展望台の予約を済ませているにせよいないにせよ、人出は予想通りに増えているようですが、順調とは行っていないのが、地元商店街。
ニュースなどでも報じられましたけれども、スカイツリーがオープンすることで見物客や観光客が増え、地元が活性化するのではないかとの見込みが、現状のところは空振りに終わっているようです。

しかしこれは、スカイツリーがそれ単体で押上の地に立っているのではなく、その足元に複合型商業施設の「東京ソラマチ」がオープンすることが決まっていたのですから、むしろあらかじめ見込まれていた結果であると断じることもできるでしょう。
東武の「とうきょうスカイツリー駅」(もともとの「業平橋駅」の方が良かったと、私は今でも思っていますが)や、東武・京成・都営浅草線・東京メトロの「押上駅」からそのまま直結している「東京ソラマチ」。
スカイツリーを見物するだけでは無くて、食事も、洋服などのショッピングも、土産物屋も、おまけに水族館まで備えているのですから、そりゃあ、ここに行ったら、その中でアレコレしているだけで1日なんてあっという間に過ぎてしまおうというもの。

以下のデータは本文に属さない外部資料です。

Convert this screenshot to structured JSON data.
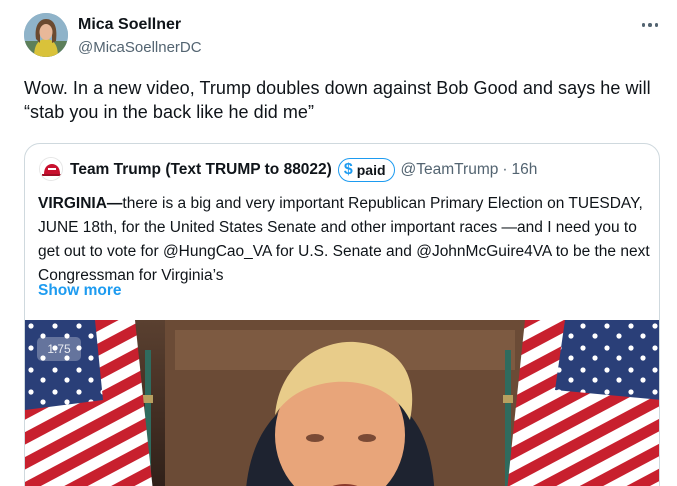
{
  "post": {
    "author_name": "Mica Soellner",
    "author_handle": "@MicaSoellnerDC",
    "text": "Wow. In a new video, Trump doubles down against Bob Good and says he will “stab you in the back like he did me”",
    "more_icon": "more-horizontal-icon"
  },
  "quote": {
    "name": "Team Trump (Text TRUMP to 88022)",
    "badge_symbol": "$",
    "badge_label": "paid",
    "handle": "@TeamTrump",
    "separator": "·",
    "time": "16h",
    "text_lead": "VIRGINIA—",
    "text_body": "there is a big and very important Republican Primary Election on TUESDAY, JUNE 18th, for the United States Senate and other important races —and I need you to get out to vote for @HungCao_VA  for U.S. Senate and @JohnMcGuire4VA to be the next Congressman for Virginia’s",
    "show_more": "Show more",
    "media": {
      "speed_label": "1.75"
    }
  },
  "colors": {
    "accent": "#1d9bf0",
    "text_primary": "#0f1419",
    "text_secondary": "#536471",
    "border": "#cfd9de"
  }
}
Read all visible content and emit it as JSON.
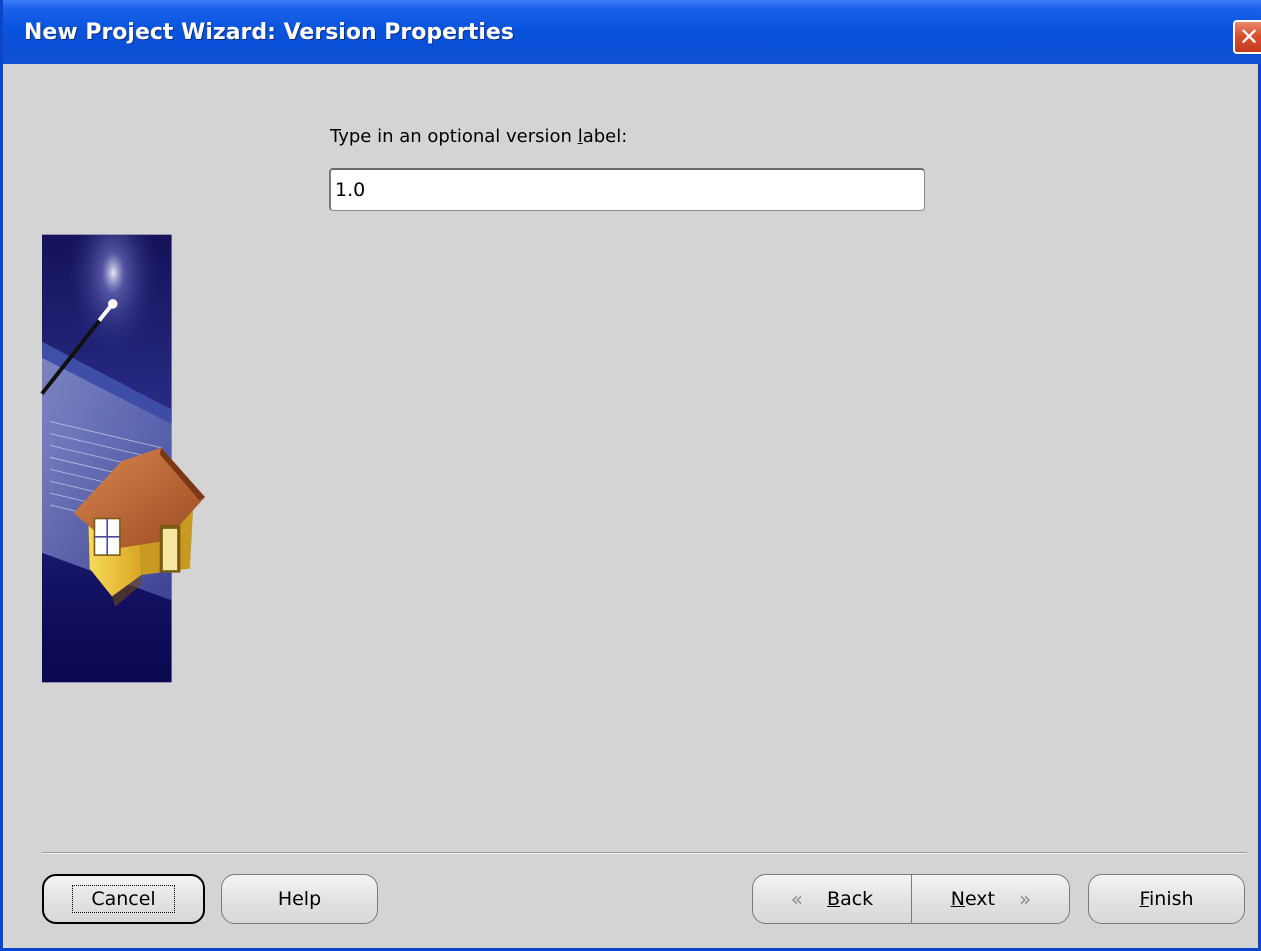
{
  "window": {
    "title": "New Project Wizard: Version Properties",
    "close_glyph": "✕"
  },
  "form": {
    "prompt_before": "Type in an optional version ",
    "prompt_mnemonic": "l",
    "prompt_after": "abel:",
    "version_value": "1.0"
  },
  "buttons": {
    "cancel": "Cancel",
    "help": "Help",
    "back_arrow": "«",
    "back_mnemonic": "B",
    "back_rest": "ack",
    "next_mnemonic": "N",
    "next_rest": "ext",
    "next_arrow": "»",
    "finish_mnemonic": "F",
    "finish_rest": "inish"
  },
  "colors": {
    "titlebar": "#0953dd",
    "dialog_bg": "#d4d4d4",
    "graphic_bg": "#1a1a6e"
  },
  "icons": {
    "close": "close-icon",
    "graphic": "wizard-house-illustration"
  }
}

わざわざ外に出て、地元の商店街を歩いたりはしないでしょう。

スカイツリーやソラマチが開業する前は、見物客が商店街に寄ることもあって売上を伸ばしていたそうですけれど、今後は、ソラマチの来訪客に、わざわざ商店街を訪れる気にさせる何らかの「売り」を作らなければ回復は難しいでしょう。

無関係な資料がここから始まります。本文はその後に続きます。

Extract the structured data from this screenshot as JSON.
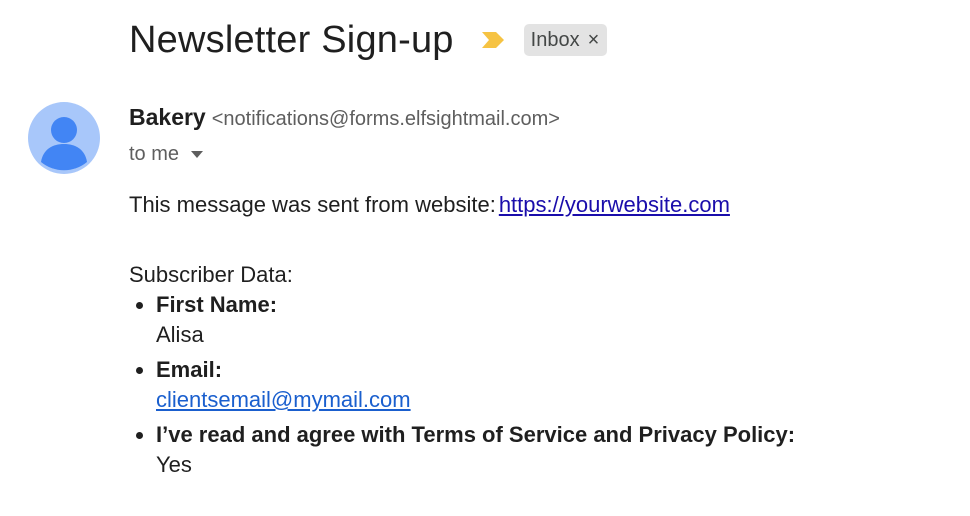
{
  "header": {
    "subject": "Newsletter Sign-up",
    "importance_icon": "importance-marker-icon",
    "importance_color": "#f6c343",
    "label": {
      "text": "Inbox",
      "remove_glyph": "×"
    }
  },
  "sender": {
    "avatar_icon": "default-avatar-icon",
    "avatar_bg": "#a8c7fa",
    "avatar_fg": "#4285f4",
    "name": "Bakery",
    "email": "<notifications@forms.elfsightmail.com>",
    "recipient": "to me"
  },
  "message": {
    "intro_text": "This message was sent from website:",
    "intro_link": "https://yourwebsite.com",
    "section_title": "Subscriber Data:",
    "fields": [
      {
        "label": "First Name:",
        "value": "Alisa"
      },
      {
        "label": "Email:",
        "value": "clientsemail@mymail.com"
      },
      {
        "label": "I’ve read and agree with Terms of Service and Privacy Policy:",
        "value": "Yes"
      }
    ]
  }
}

いや、「難しい」どころの話ではなく、むしろ、大型ショッピングモールが進出してきた町の地元商店街が大抵たどる道を押上も踏襲して、どんどんジリ貧になって行くのではないかと危惧しています。

公式キャラの「ソラカラちゃん」グッズなんかじゃ、もちろん駄目です。
そんな程度のものであれば、ソラマチ内部の土産物屋でいくらでも買えるでしょうから。
押上ならでは、業平橋ならではの、下町情緒を生かしているもので、訪れる客に強くアピールできる何らかの商品を提示すべき、ですよね、やっぱり。